Advertisement

Marine Gives Students Valuable History Lesson : Pen pal: Gary Price thanks his young friends who wrote to him in the Persian Gulf. For their efforts, they receive a firsthand view of the Middle East war.

Share
TIMES STAFF WRITER

Yellow ribbons outside Los Naranjos Elementary school on Friday carried a special meaning.

Marine Lt. Col. Gary Price, only two days back from the Middle East, came to the school to thank fifth- and sixth-grade pupils there who kept in touch with him while he was overseas.

“I’m very happy to be home, and I got your letters,” he told the combined classes. “I appreciated your letters and your concern--even your corny jokes.”

The pupils, including Price’s 12-year-old son, Jeffrey, broke into smiles.

Writing letters to troops overseas has been a big thing with Los Naranjos pupils in recent months. And Principal Bruce Baron said the activity was very appropriate.

Advertisement

“About 45% of our students here are sons and daughters of military personnel over at the Tustin Marine base,” Baron said. “All of our classes were involved in writing letters to dads who were deployed overseas.”

Price was part of a group of helicopter pilots from the Tustin air base who were shipped to Saudi Arabia in August, immediately after Iraq invaded Kuwait. Classmates of Jeffrey Price wrote him dozens of letters while he was overseas.

“I’m just sorry I didn’t have the chance to write back,” Price said. “But I want to come and personally thank you.”

Price, 42, was dressed in desert-camouflage fatigues. He said he was still groggy from jet lag and time changes from his flight back to California on Wednesday. But he was nonetheless glad to come to his son’s school, to meet the students and to tell them about his war experiences.

Fifth- and sixth-grades teacher Penny Knox welcomed Price into the classroom with a hug. In the back of the room, beaming with obvious pride, sat the Marine’s mother, Dorothy Price, who had journeyed from Northern California. “I’ve been praying every day for his safe return,” she said.

The classroom event was part show-and-tell and part history lesson.

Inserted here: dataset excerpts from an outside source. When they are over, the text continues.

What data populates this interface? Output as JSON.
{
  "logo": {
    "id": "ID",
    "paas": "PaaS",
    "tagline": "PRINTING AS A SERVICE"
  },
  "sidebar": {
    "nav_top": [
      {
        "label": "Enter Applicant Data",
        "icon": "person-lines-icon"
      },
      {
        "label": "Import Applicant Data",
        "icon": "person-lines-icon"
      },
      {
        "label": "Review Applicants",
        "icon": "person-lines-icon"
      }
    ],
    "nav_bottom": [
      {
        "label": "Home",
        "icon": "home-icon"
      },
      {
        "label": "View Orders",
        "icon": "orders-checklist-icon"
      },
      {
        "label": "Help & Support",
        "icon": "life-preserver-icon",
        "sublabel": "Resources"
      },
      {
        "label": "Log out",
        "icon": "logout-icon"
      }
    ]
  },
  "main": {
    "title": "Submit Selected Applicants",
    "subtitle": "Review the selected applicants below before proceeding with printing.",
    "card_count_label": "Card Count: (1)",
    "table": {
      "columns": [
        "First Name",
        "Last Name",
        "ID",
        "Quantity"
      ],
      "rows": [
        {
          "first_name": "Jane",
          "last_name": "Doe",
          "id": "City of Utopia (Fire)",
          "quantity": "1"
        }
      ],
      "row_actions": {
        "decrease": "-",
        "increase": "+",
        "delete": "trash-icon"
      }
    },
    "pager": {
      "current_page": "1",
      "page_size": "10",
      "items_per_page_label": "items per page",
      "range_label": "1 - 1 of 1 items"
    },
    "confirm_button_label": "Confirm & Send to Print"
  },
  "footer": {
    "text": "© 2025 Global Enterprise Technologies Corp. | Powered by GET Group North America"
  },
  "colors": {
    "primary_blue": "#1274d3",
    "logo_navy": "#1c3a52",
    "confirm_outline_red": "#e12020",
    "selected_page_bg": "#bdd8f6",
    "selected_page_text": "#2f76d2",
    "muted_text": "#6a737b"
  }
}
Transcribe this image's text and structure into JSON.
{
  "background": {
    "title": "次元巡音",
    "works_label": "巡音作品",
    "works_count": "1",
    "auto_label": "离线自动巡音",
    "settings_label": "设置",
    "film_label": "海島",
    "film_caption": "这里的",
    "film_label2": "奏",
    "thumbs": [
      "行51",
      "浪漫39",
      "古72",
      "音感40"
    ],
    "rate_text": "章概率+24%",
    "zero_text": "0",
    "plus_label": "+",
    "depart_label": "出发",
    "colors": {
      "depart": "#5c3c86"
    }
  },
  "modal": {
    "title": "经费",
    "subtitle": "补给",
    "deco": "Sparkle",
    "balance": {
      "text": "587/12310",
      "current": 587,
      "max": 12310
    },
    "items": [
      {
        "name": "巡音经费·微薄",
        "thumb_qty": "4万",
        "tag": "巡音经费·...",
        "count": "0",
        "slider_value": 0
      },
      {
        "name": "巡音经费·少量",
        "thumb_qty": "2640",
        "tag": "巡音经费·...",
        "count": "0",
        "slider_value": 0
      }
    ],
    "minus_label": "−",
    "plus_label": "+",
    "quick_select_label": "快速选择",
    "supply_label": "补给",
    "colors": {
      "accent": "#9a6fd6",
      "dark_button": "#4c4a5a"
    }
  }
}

For many days the students had watched scenes of Operation Desert Storm on their TVs at home. Now, standing before them was a Marine helicopter pilot who had taken part in those historic actions.

Advertisement

“I can’t tell you exactly where we were in Saudi Arabia, but we were miles and miles away from nowhere,” Price said. “We lived in tents. Flies were everywhere. Camels also were everywhere, and there also were a lot of long-haired goats. . . .

“We had to be very careful about scorpions. I always shook my shoes out in the morning to make sure a scorpion wasn’t in there. And we had to watch out for poisonous snakes.”

Price showed the class a model of the CH-46 helicopter he flies. He said the fine, blowing sands of Saudi Arabia constantly damaged the chopper’s rotor blades and engines. “The dust particles always were eating up our engines,” he said.

Price said his unit’s mission was to evacuate the wounded. “Fortunately not many of our people got hurt (in the war), and that’s good,” he noted. But he said the helicopter unit he commands had much action after the ground war broke out in February. “We helped fly back many wounded Iraqi soldiers,” Price said.

During the liberation of Kuwait city, Price flew his aircraft into bomb-scarred Kuwait International Airport. “We were the first transport helicopter to land there (during the liberation),” he said.

Departing Iraqi troops set Kuwait’s vast oil fields ablaze, and in doing so, they severely damaged the country they had occupied, Price told the class. Even Kuwait’s climate has felt the impact, he added.

Advertisement

“The sky one day was so black with smoke that it was like night,” he said. “The black smoke is even changing the weather there. It’s now March, and people there tell me it usually is getting warm at this time of year, but it’s still cold there now. The temperatures are running 10 degrees cooler than usual.”

During a question-and-answer session, pupils mainly asked Price about how the Marines coped with desert living. He responded that food, for one thing, became pretty monotonous. “We just ate a lot of MREs (meals-ready-to-eat),” he said. And he produced some military MREs to show students what the typical food looked like.

Holding up a white square that looked like a dry sponge, Price said, “Here you have a serving of pears.” Pupils made faces just thinking of eating the stuff.